The previous agreement expired last year. The Russian-EU summit in Khanty-Mansiisk this spring finally resulted in the agreement to renew the talks. Their first round took place in July and that was all. The talks were suspended after the war in Georgia. On September 1, the EU convened an emergency summit where European leaders condemned Moscow for the “disproportionate reaction” and called off the talks. Poland, Lithuania, and Czech Republic even demanded sanctions against Russia but the Old World killed the idea.
Even the decision yesterday to resume the talks with Moscow was made mostly due to efforts of the Old World countries. President of France Nicolas Sarkozy said last week that the European Union had no reasons anymore to postpone renewal of the negotiations. Jose Manuel Barroso of the European Commission backed Sarkozy. British and Swedish foreign ministers David Miliband and Carl Bildt yesterday suggested that a new partnership and cooperation agreement with Russia would be in Europe’s interests. “Considering the global economic crisis that exposed Russia’s vulnerabilities, I believe we have a chance to ensure unity of the European Union and cooperate with Russia in a manner that will promote our interests,” Miliband said. “In the long run, isolation of Russia is not our best bet.
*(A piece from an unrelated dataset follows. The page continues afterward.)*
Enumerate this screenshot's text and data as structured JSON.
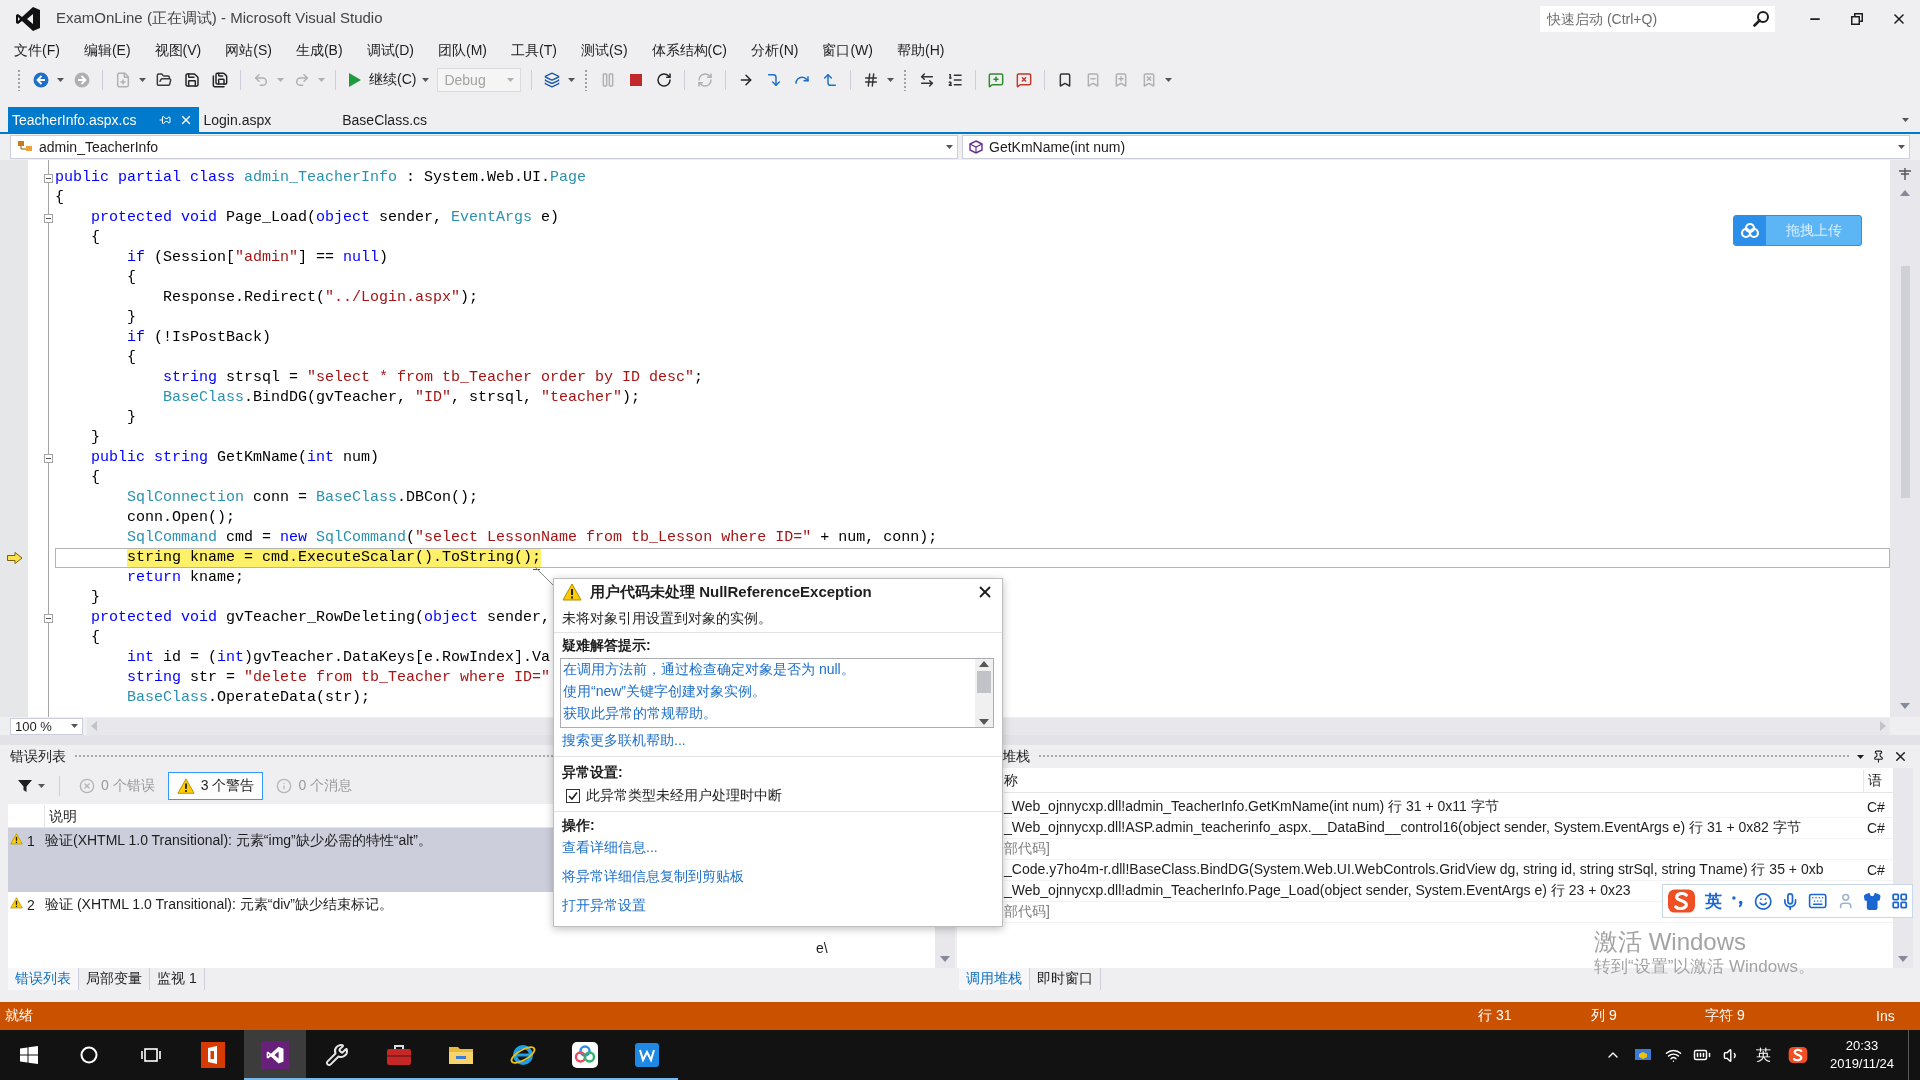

Systematic and pragmatic cooperation with it is considerably better.”
Even Poland eventually fell in line and left irreconcilable Lithuania all alone. Vilnius will just have to swallow it. There is no veto power to be exercised because the matter concerns renewal of the talks and not their initiation. In other words, the five-day Russian-EU summit just may accomplish something. “I do not expect all of foreign countries rallying against Russia in Nice. What with the recent events in the Caucasus, the European Union demonstrated its ability to be sensible,” Russian Representative to the EU Vladimir Chizhov said. The diplomat said that President Dmitry Medvedev’s idea of a new architecture of the European-Atlantic security framework would become one of the central items on the summit agenda.
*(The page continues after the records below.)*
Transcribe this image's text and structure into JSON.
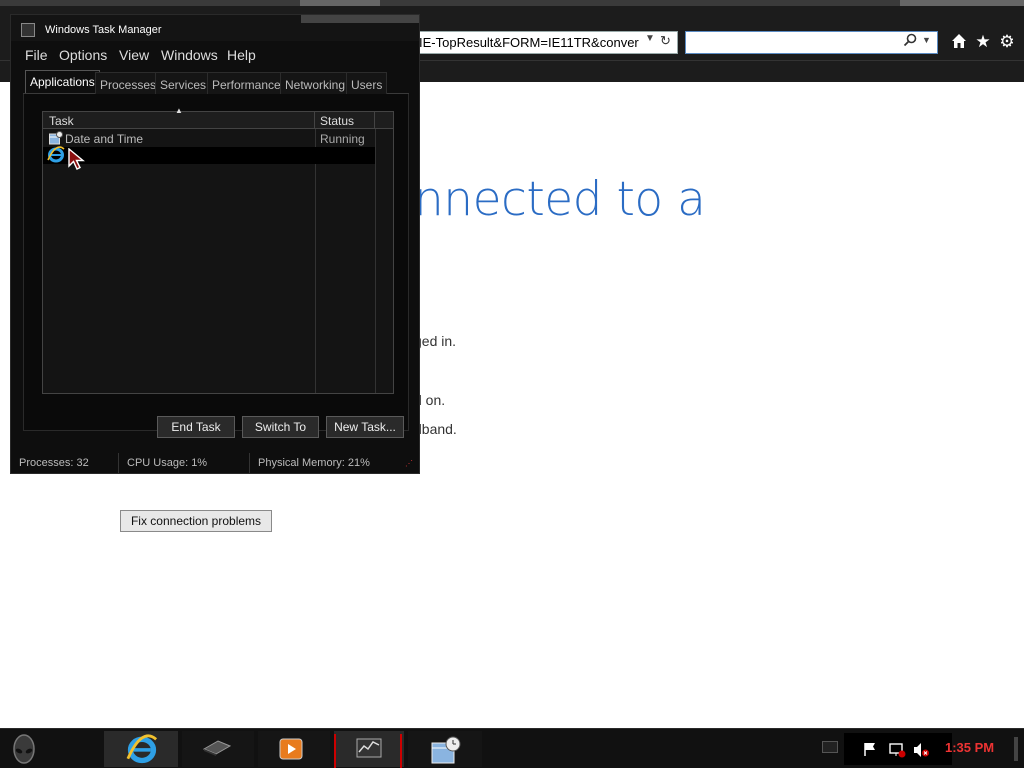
{
  "browser": {
    "address_text": "IE-TopResult&FORM=IE11TR&conver",
    "search_placeholder": "",
    "icons": [
      "home-icon",
      "favorites-star-icon",
      "settings-gear-icon"
    ]
  },
  "page": {
    "heading": "nnected to a",
    "lines": [
      "ged in.",
      "d on.",
      "dband."
    ],
    "fix_button_label": "Fix connection problems"
  },
  "task_manager": {
    "title": "Windows Task Manager",
    "menu": [
      "File",
      "Options",
      "View",
      "Windows",
      "Help"
    ],
    "tabs": [
      "Applications",
      "Processes",
      "Services",
      "Performance",
      "Networking",
      "Users"
    ],
    "active_tab": "Applications",
    "columns": {
      "task": "Task",
      "status": "Status"
    },
    "rows": [
      {
        "name": "Date and Time",
        "status": "Running",
        "icon": "calendar-clock-icon"
      },
      {
        "name": "",
        "status": "",
        "icon": "internet-explorer-icon"
      }
    ],
    "buttons": {
      "end_task": "End Task",
      "switch_to": "Switch To",
      "new_task": "New Task..."
    },
    "status_bar": {
      "processes": "Processes: 32",
      "cpu": "CPU Usage: 1%",
      "memory": "Physical Memory: 21%"
    }
  },
  "taskbar": {
    "pinned": [
      "alienware-start-icon",
      "internet-explorer-icon",
      "network-device-icon",
      "media-player-icon",
      "task-manager-icon",
      "date-time-icon"
    ],
    "clock": "1:35 PM",
    "accent_color": "#cc0000"
  }
}
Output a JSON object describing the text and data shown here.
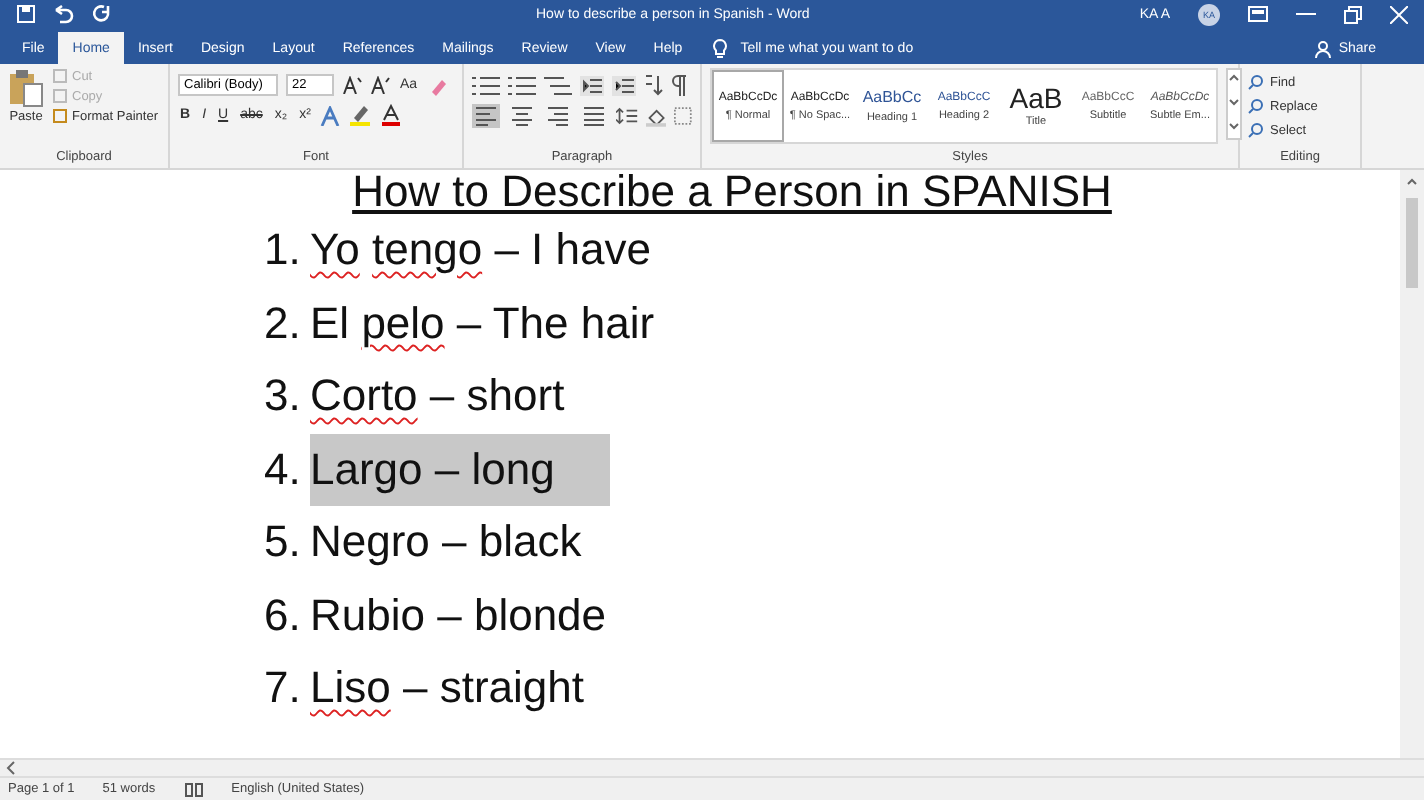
{
  "window": {
    "title": "How to describe a person in Spanish  -  Word",
    "user": "KA A",
    "avatar": "KA"
  },
  "tabs": [
    {
      "label": "File",
      "selected": false
    },
    {
      "label": "Home",
      "selected": true
    },
    {
      "label": "Insert",
      "selected": false
    },
    {
      "label": "Design",
      "selected": false
    },
    {
      "label": "Layout",
      "selected": false
    },
    {
      "label": "References",
      "selected": false
    },
    {
      "label": "Mailings",
      "selected": false
    },
    {
      "label": "Review",
      "selected": false
    },
    {
      "label": "View",
      "selected": false
    },
    {
      "label": "Help",
      "selected": false
    }
  ],
  "tell_me": {
    "placeholder": "Tell me what you want to do"
  },
  "share": "Share",
  "clipboard": {
    "label": "Clipboard",
    "paste": "Paste",
    "items": [
      {
        "label": "Cut",
        "disabled": true
      },
      {
        "label": "Copy",
        "disabled": true
      },
      {
        "label": "Format Painter",
        "disabled": false
      }
    ]
  },
  "font": {
    "label": "Font",
    "name": "Calibri (Body)",
    "size": "22",
    "case_button": "Aa",
    "format_buttons": [
      "B",
      "I",
      "U",
      "abc",
      "x₂",
      "x²"
    ]
  },
  "paragraph": {
    "label": "Paragraph",
    "alignments": [
      {
        "selected": true
      },
      {
        "selected": false
      },
      {
        "selected": false
      },
      {
        "selected": false
      }
    ]
  },
  "styles": {
    "label": "Styles",
    "items": [
      {
        "preview": "AaBbCcDc",
        "name": "¶ Normal",
        "selected": true,
        "kind": "normal"
      },
      {
        "preview": "AaBbCcDc",
        "name": "¶ No Spac...",
        "selected": false,
        "kind": "normal"
      },
      {
        "preview": "AaBbCc",
        "name": "Heading 1",
        "selected": false,
        "kind": "heading1"
      },
      {
        "preview": "AaBbCcC",
        "name": "Heading 2",
        "selected": false,
        "kind": "heading2"
      },
      {
        "preview": "AaB",
        "name": "Title",
        "selected": false,
        "kind": "title"
      },
      {
        "preview": "AaBbCcC",
        "name": "Subtitle",
        "selected": false,
        "kind": "subtitle"
      },
      {
        "preview": "AaBbCcDc",
        "name": "Subtle Em...",
        "selected": false,
        "kind": "emphasis"
      }
    ]
  },
  "editing": {
    "label": "Editing",
    "items": [
      "Find",
      "Replace",
      "Select"
    ]
  },
  "document": {
    "title": "How to Describe a Person in SPANISH",
    "items": [
      {
        "number": "1.",
        "words": [
          {
            "text": "Yo",
            "flagged": true
          },
          {
            "text": "tengo",
            "flagged": true
          }
        ],
        "rest": "– I have",
        "highlighted": false
      },
      {
        "number": "2.",
        "words": [
          {
            "text": "El",
            "flagged": false
          },
          {
            "text": "pelo",
            "flagged": true
          }
        ],
        "rest": "– The hair",
        "highlighted": false
      },
      {
        "number": "3.",
        "words": [
          {
            "text": "Corto",
            "flagged": true
          }
        ],
        "rest": "– short",
        "highlighted": false
      },
      {
        "number": "4.",
        "words": [
          {
            "text": "Largo",
            "flagged": false
          }
        ],
        "rest": "– long",
        "highlighted": true
      },
      {
        "number": "5.",
        "words": [
          {
            "text": "Negro",
            "flagged": false
          }
        ],
        "rest": "– black",
        "highlighted": false
      },
      {
        "number": "6.",
        "words": [
          {
            "text": "Rubio",
            "flagged": false
          }
        ],
        "rest": "– blonde",
        "highlighted": false
      },
      {
        "number": "7.",
        "words": [
          {
            "text": "Liso",
            "flagged": true
          }
        ],
        "rest": "– straight",
        "highlighted": false
      }
    ]
  },
  "status_bar": {
    "page": "Page 1 of 1",
    "words": "51 words",
    "language": "English (United States)"
  }
}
Chizhov explained that discussion of the new security treaty in Nice would be handy because Medvedev was slated to attend the G20 meeting in Washington right after that and would therefore be able to discuss the matter with the US president-elect. “The treaty we suggest stipulates involvement of the European Union, United States, and Canada. We are talking European-Atlantic security, after all,” he said. “Neither do we want NATO out of the process. What we suggest is involvement of all countries of the European-Atlantic zone – members of the Alliance, Commonwealth, CIS Collective Security Treaty Organization, Eurasian Economic Cooperation Organization… The idea is to have all players, sovereign and collective, working on principles of behavior for individual states and international organizations.”